A stage full of musicians using not-the-usual instruments in not-the-usual ways. That's a gift worth getting.
In the first half, Meara O'Reilly offers compositions to split the brain and see what falls out. Singers Eliza Bagg and Kathryn Shuman, one shorter and darker, one taller and blonder, each with distinctive footgear and fingernails, perform difficult "hockets" that sound like one person breathing in and out in rapid mathematical melody, and it's fascinating. Then cheerful O'Reilly and sparkled poet Jodie Landau stand on opposite sides of a rack of glass bells and select unexpected harmonies and sequences with paired mallets; when Landau does it alone, he shatters the C-sharp, stands there briefly and continues with a smile. Then Erika Dohi plays something similar to the glass bells on piano, giving the music an air of flowing formality. Then the vocal concept is expanded, with Bagg and Shuman joined by Landau and fiery Mingjia Chen, who sing hocket-style abstractions and briefly romanticize with a poem by Elaine Kahn. It's all refreshing and kind of disconcerting. What falls out of our newly split brains? Paranoia, anger, guilt, anxiety. We quickly kick those aside and close up the hemispheres, hoping we have retained our bank PINs.

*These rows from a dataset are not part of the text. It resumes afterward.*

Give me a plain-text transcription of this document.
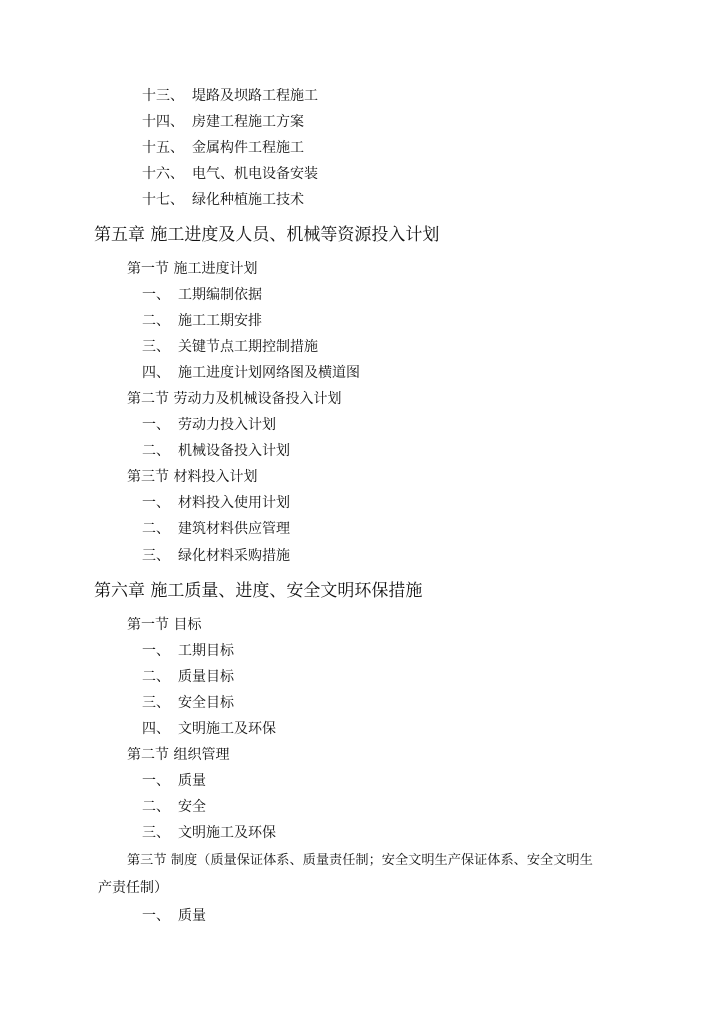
十三、 堤路及坝路工程施工
十四、 房建工程施工方案
十五、 金属构件工程施工
十六、 电气、机电设备安装
十七、 绿化种植施工技术
第五章 施工进度及人员、机械等资源投入计划
第一节 施工进度计划
一、 工期编制依据
二、 施工工期安排
三、 关键节点工期控制措施
四、 施工进度计划网络图及横道图
第二节 劳动力及机械设备投入计划
一、 劳动力投入计划
二、 机械设备投入计划
第三节 材料投入计划
一、 材料投入使用计划
二、 建筑材料供应管理
三、 绿化材料采购措施
第六章 施工质量、进度、安全文明环保措施
第一节 目标
一、 工期目标
二、 质量目标
三、 安全目标
四、 文明施工及环保
第二节 组织管理
一、 质量
二、 安全
三、 文明施工及环保
第三节 制度（质量保证体系、质量责任制；安全文明生产保证体系、安全文明生
产责任制）
一、 质量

The second half presents collaborative compositions of Jodie Landau and William Brittelle, performed by a string quartet and numerous percussionists, keyboardists, singers (including the above), et al. Landau lends his ethereal lead voice to some of the words about a mythical land called California, while the sound bounces like a beach ball from textural abstraction to melodic art music to modern pop. Landau & Brittelle's determination to break barriers makes the experience constantly involving, and when the strings all surge together, the emotion pulls like a riptide. Listen everywhere, and there's always something driving, wafting, spiraling, gathering. Though the composers acknowledge that these are works in progress, we feel privileged to witness an attempt at a "Smile" in the making.